Grace to you and peace from God our Father
and the Lord Jesus Christ.
John the Baptist saw Jesus coming toward him and said,
"Behold, the Lamb of God, who takes away the sin of the world.
He is the one of whom I said,
'A man is coming after me who ranks ahead of me
because he existed before me.'
I did not know him,
but the reason why I came baptizing with water
was that he might be made known to Israel."
John testified further, saying,
"I saw the Spirit come down like a dove from heaven
and remain upon him.
I did not know him,
but the one who sent me to baptize with water told me,
'On whomever you see the Spirit come down and remain,
he is the one who will baptize with the Holy Spirit.'
Now I have seen and testified that he is the Son of God."
I presume Scripture scholars didn’t choose our liturgical readings. If they did, there’s no way the most important verse of today’s first reading would have been left out.
This second song of Deutero-Isaiah’s suffering servant revolves around his belief that he’s totally failed as Yahweh’s prophet. Immediately after God assures him, “You are my servant through whom I show my glory,” Deutero-Isaiah shakes his head and (in the omitted verse) says, “. . . I thought I had toiled in vain, and for nothing, uselessly, spent my strength.” In other words, “How could I have shown your glory when I screwed up the only ministry you gave me?” There’s no deeper mystery in all of Scripture. God’s actually held in higher esteem when we fail, not when we succeed.
Not only that, but our failures lead God to expand our God-given work, not decrease it. “It is too little,” Yahweh tells the prophet, “for you to be my servant, to raise up the tribes of Jacob and restore the survivors of Israel; I will make you a light to the nations, that my salvation may reach to the ends of the earth.” Instead of just proclaiming God’s word to Jews, now Deutero-Isaiah will proclaim it to every person on the face of this planet.
Though as Christians we believe the risen Jesus shares his/her ministry with every disciple, none of us can be certain about the limits of that ministry. In some sense, that ministry is always in flux, it never stays the same. Not only Deutero-Isaiah, but also Paul of Tarsus provides us with an example of a mobile ministry.
Originally biblical followers of Jesus were divided into three categories. A “disciple” was anyone committed to carrying out Jesus’ message and lifestyle. An “apostle,” a disciple called to go out on a special, specific ministry – like the “72” in the Synoptic gospels. The “twelve,” a group of apostles who frequently accompany the historical Jesus on his itinerant preaching trips. Membership in the twelve could change, but always had to be twelve to symbolize Israel’s twelve tribes: among other things, an outward sign Jesus was directing his reform to all Jews, not just to a couple of tribes.

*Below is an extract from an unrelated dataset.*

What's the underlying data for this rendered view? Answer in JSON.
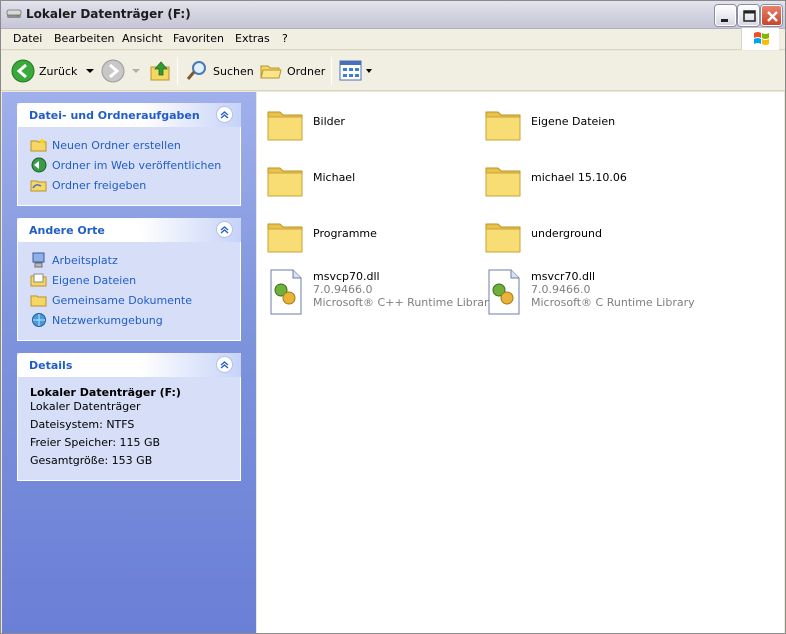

Sadly, Luke is the one who confuses the terminology by employing the now-familiar phrase the “twelve apostles.”
Paul wrote I Corinthians more than 25 years before Luke wrote his gospel. So when in today’s second reading he calls himself “an apostle of Christ Jesus” we presume he’s simply saying the risen Jesus set him aside for a special ministry, not that he’s one of the twelve. And because biblical “call narratives” were composed long after the original event, we also presume the details of that ministry weren’t outlined the instant he felt called. That his ministry would eventually revolve around evangelizing non-Jews probably didn’t occur to him until long after he sensed he had an apostolic call. As we see in Acts, he first tried to proclaim the faith to Jews in synagogues, failed and only then turned to Gentiles.
Parallel things can be said about John the Baptizer. It’s one thing for Matthew, a Christian author writing almost 50 years after John’s martyrdom, to label this wilderness prophet Jesus’ precursor, it’s a totally other thing to surface what the historical John thought of himself and his failed ministry. Today the vast majority of scholars agree the coming of Jesus as such played no part in his preaching.
All these biblical failures force each of us to examine our own lives and the callings we’ve received. Have we ignored other callings from the risen Jesus simply because we somehow screwed up past ones?